Minister Zoido hatte am Dienstagmorgen eine Dringlichkeitssitzung mit den Chefs der Polizeieinheiten Guardia Civil und Policía Nacional abgehalten. Danach hatte er sich auch mit Ministerpräsident Mariano Rajoy beraten. In den vergangenen Tagen hatte es in Katalonien bereits zahlreiche Proteste gegen die Polizei gegeben - unter anderem vor den Hotels, in denen die aus Madrid entsandten Beamten untergebracht sind. Hotels in den Küstenorten Calella und Pineda de Mar warfen sogar Hunderte von Polizisten hinaus.

Auch die stellvertretende Ministerpräsidentin Soraya Saénz de Santamaría kritisierte die Demonstrationen gegen die Polizei in Katalonien und gab den separatistischen Politikern der Region die Schuld. "Wir werden mafiöses Verhalten der Gemeinden in Katalonien nicht tolerieren", sagte sie in Madrid vor Journalisten.

Gegner sagen "basta"

Der Fußballclub FC Barcelona unterstützte den Streik.
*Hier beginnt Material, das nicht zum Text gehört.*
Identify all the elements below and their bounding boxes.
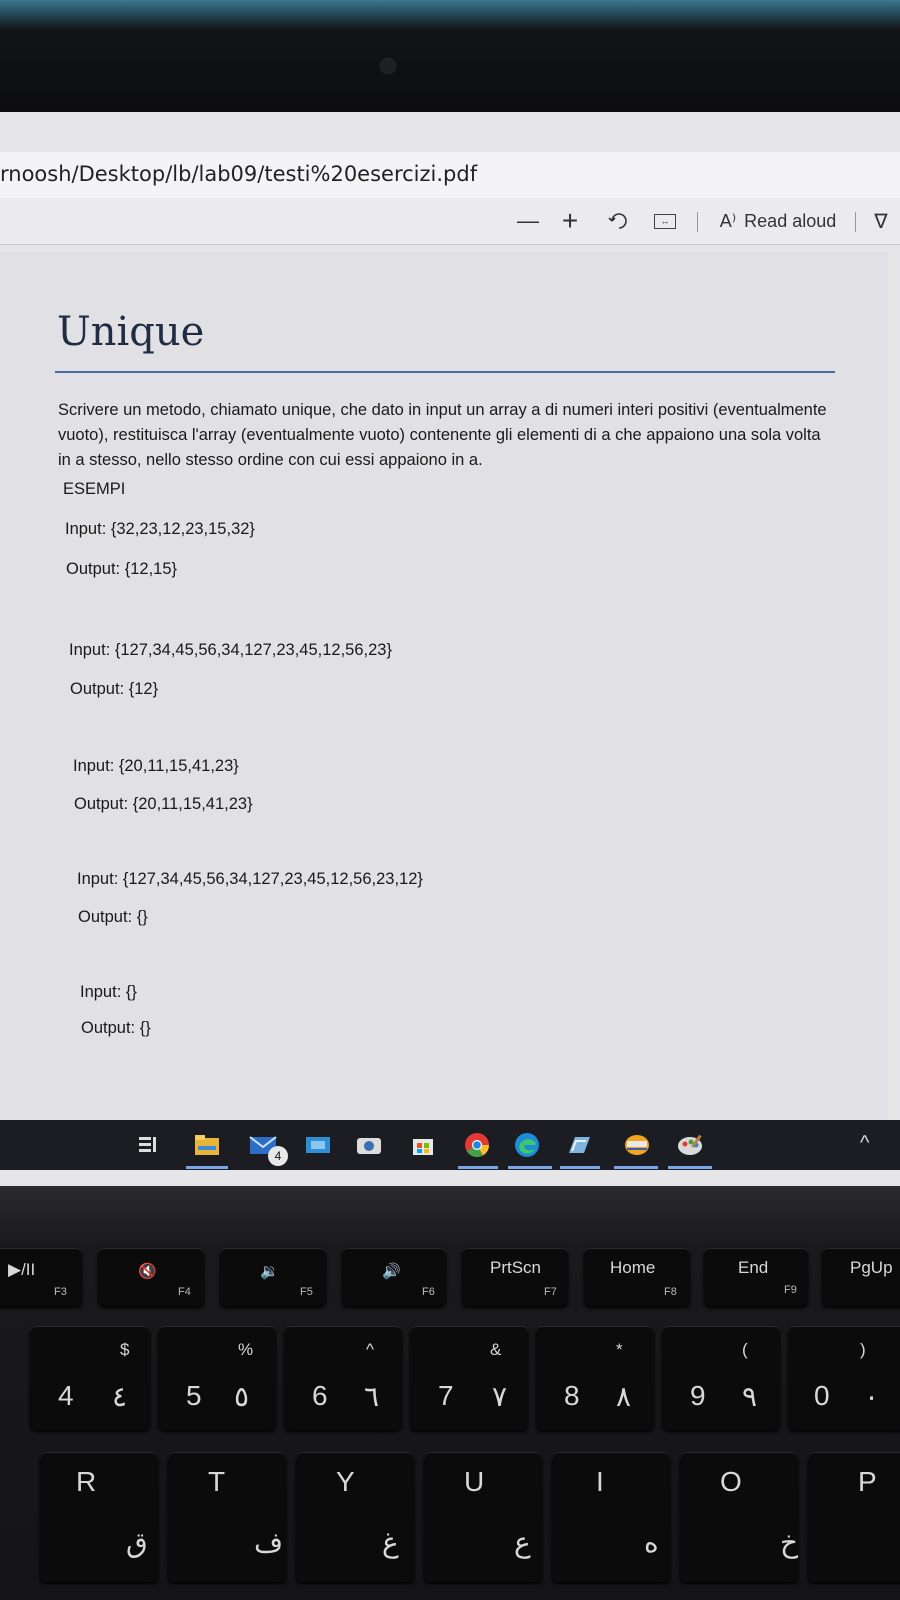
example-input: Input: {127,34,45,56,34,127,23,45,12,56,… [69, 641, 392, 659]
key-r[interactable]: R ق [40, 1452, 158, 1582]
key-p[interactable]: P [808, 1452, 900, 1582]
example-input: Input: {127,34,45,56,34,127,23,45,12,56,… [77, 870, 423, 888]
url-text[interactable]: rnoosh/Desktop/lb/lab09/testi%20esercizi… [0, 162, 477, 186]
key-0[interactable]: ) 0 ٠ [788, 1326, 900, 1430]
read-aloud-label: Read aloud [744, 210, 837, 231]
example-output: Output: {12,15} [66, 560, 178, 578]
description-line: vuoto), restituisca l'array (eventualmen… [58, 426, 821, 444]
edge-icon[interactable] [512, 1130, 542, 1160]
webcam [380, 58, 396, 74]
active-app-indicator [614, 1166, 658, 1169]
key-o[interactable]: O خ [680, 1452, 798, 1582]
read-aloud-icon: A⁾ [719, 210, 737, 231]
laptop-keyboard: ▶/II F3 🔇 F4 🔉 F5 🔊 F6 PrtScn F7 Home F8… [0, 1186, 900, 1600]
key-end[interactable]: End F9 [704, 1248, 808, 1306]
toolbar-divider [855, 212, 856, 232]
task-view-icon[interactable] [133, 1130, 163, 1160]
fit-to-width-button[interactable]: ↔ [650, 206, 680, 236]
key-t[interactable]: T ف [168, 1452, 286, 1582]
key-play-pause[interactable]: ▶/II F3 [0, 1248, 82, 1306]
key-5[interactable]: % 5 ٥ [158, 1326, 276, 1430]
store-icon[interactable] [408, 1130, 438, 1160]
example-input: Input: {} [80, 983, 137, 1001]
rotate-icon [608, 213, 627, 229]
laptop-screen: rnoosh/Desktop/lb/lab09/testi%20esercizi… [0, 112, 900, 1186]
paint-icon[interactable] [676, 1130, 706, 1160]
address-bar[interactable]: rnoosh/Desktop/lb/lab09/testi%20esercizi… [0, 152, 900, 199]
key-y[interactable]: Y غ [296, 1452, 414, 1582]
rotate-button[interactable] [604, 206, 634, 236]
active-app-indicator [508, 1166, 552, 1169]
key-volume-up[interactable]: 🔊 F6 [342, 1248, 446, 1306]
example-input: Input: {20,11,15,41,23} [73, 757, 239, 775]
read-aloud-button[interactable]: A⁾ Read aloud [718, 206, 838, 236]
zoom-out-button[interactable]: — [515, 206, 541, 236]
active-app-indicator [186, 1166, 228, 1169]
pdf-toolbar: — + ↔ A⁾ Read aloud ∇ [0, 198, 900, 245]
draw-button[interactable]: ∇ [868, 206, 894, 236]
key-home[interactable]: Home F8 [584, 1248, 690, 1306]
notes-icon[interactable] [564, 1130, 594, 1160]
laptop-bezel [0, 0, 900, 112]
example-output: Output: {} [78, 908, 148, 926]
key-i[interactable]: I ه [552, 1452, 670, 1582]
key-7[interactable]: & 7 ٧ [410, 1326, 528, 1430]
app-icon[interactable] [303, 1130, 333, 1160]
toolbar-divider [697, 212, 698, 232]
examples-heading: ESEMPI [63, 480, 126, 498]
description-paragraph: Scrivere un metodo, chiamato unique, che… [58, 398, 838, 473]
active-app-indicator [458, 1166, 498, 1169]
key-4[interactable]: $ 4 ٤ [30, 1326, 150, 1430]
active-app-indicator [560, 1166, 600, 1169]
active-app-indicator [668, 1166, 712, 1169]
camera-icon[interactable] [354, 1130, 384, 1160]
key-pgup[interactable]: PgUp [822, 1248, 900, 1306]
example-output: Output: {20,11,15,41,23} [74, 795, 253, 813]
key-prtscn[interactable]: PrtScn F7 [462, 1248, 568, 1306]
file-explorer-icon[interactable] [192, 1130, 222, 1160]
zoom-in-button[interactable]: + [555, 205, 585, 236]
key-9[interactable]: ( 9 ٩ [662, 1326, 780, 1430]
description-line: Scrivere un metodo, chiamato unique, che… [58, 401, 827, 419]
draw-icon: ∇ [874, 210, 888, 233]
example-output: Output: {} [81, 1019, 151, 1037]
app2-icon[interactable] [622, 1130, 652, 1160]
example-input: Input: {32,23,12,23,15,32} [65, 520, 255, 538]
pdf-page: Unique Scrivere un metodo, chiamato uniq… [0, 252, 888, 1132]
key-u[interactable]: U ع [424, 1452, 542, 1582]
title-underline [55, 371, 835, 373]
taskbar: 4 ^ [0, 1120, 900, 1170]
fit-width-icon: ↔ [654, 213, 676, 229]
description-line: in a stesso, nello stesso ordine con cui… [58, 451, 483, 469]
document-title: Unique [57, 309, 205, 355]
key-6[interactable]: ^ 6 ٦ [284, 1326, 402, 1430]
key-8[interactable]: * 8 ٨ [536, 1326, 654, 1430]
chrome-icon[interactable] [462, 1130, 492, 1160]
mail-badge: 4 [268, 1146, 288, 1166]
key-volume-down[interactable]: 🔉 F5 [220, 1248, 326, 1306]
key-mute[interactable]: 🔇 F4 [98, 1248, 204, 1306]
chevron-up-icon[interactable]: ^ [860, 1132, 869, 1155]
example-output: Output: {12} [70, 680, 159, 698]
Die beiden größten Gewerkschaftsverbände Spaniens, CCOO und UGT, hatten sich ursprünglich dem Aufruf angeschlossen, zogen aber ihre Teilnahme am Montag zurück. Offiziell geht es bei dem Ausstand um die Polizeigewalt während des gerichtlich verbotenen Unabhängigkeitsreferendums vom Sonntag. Inoffiziell dreht er sich aber auch um die Unabhängigkeit von Spanien.

Bei dem gerichtlich untersagten Referendum hatten am Sonntag den Angaben der Regionalregierung zufolge rund 90 Prozent der Teilnehmer für eine Unabhängigkeit von Spanien gestimmt, die Beteiligung lag demnach bei 42 Prozent. Die Zentralregierung hatte betont, das Referendum sei nach der Verfassung vollkommen illegal.

Gegner einer Unabhängigkeit kündigten für den kommenden Sonntag eine große Demonstration gegen die Abspaltung der Region von Spanien an. Es gehe darum, "Basta" zu dem ganzen Prozess zu sagen und wieder "die Vernunft zurückzugewinnen", erklärte Àlex Ramos, der Vizepräsident der zivilen Organisation Societat Civil Catalana (SCC), laut der Nachrichtenagentur Europa Press in einem TV-Interview.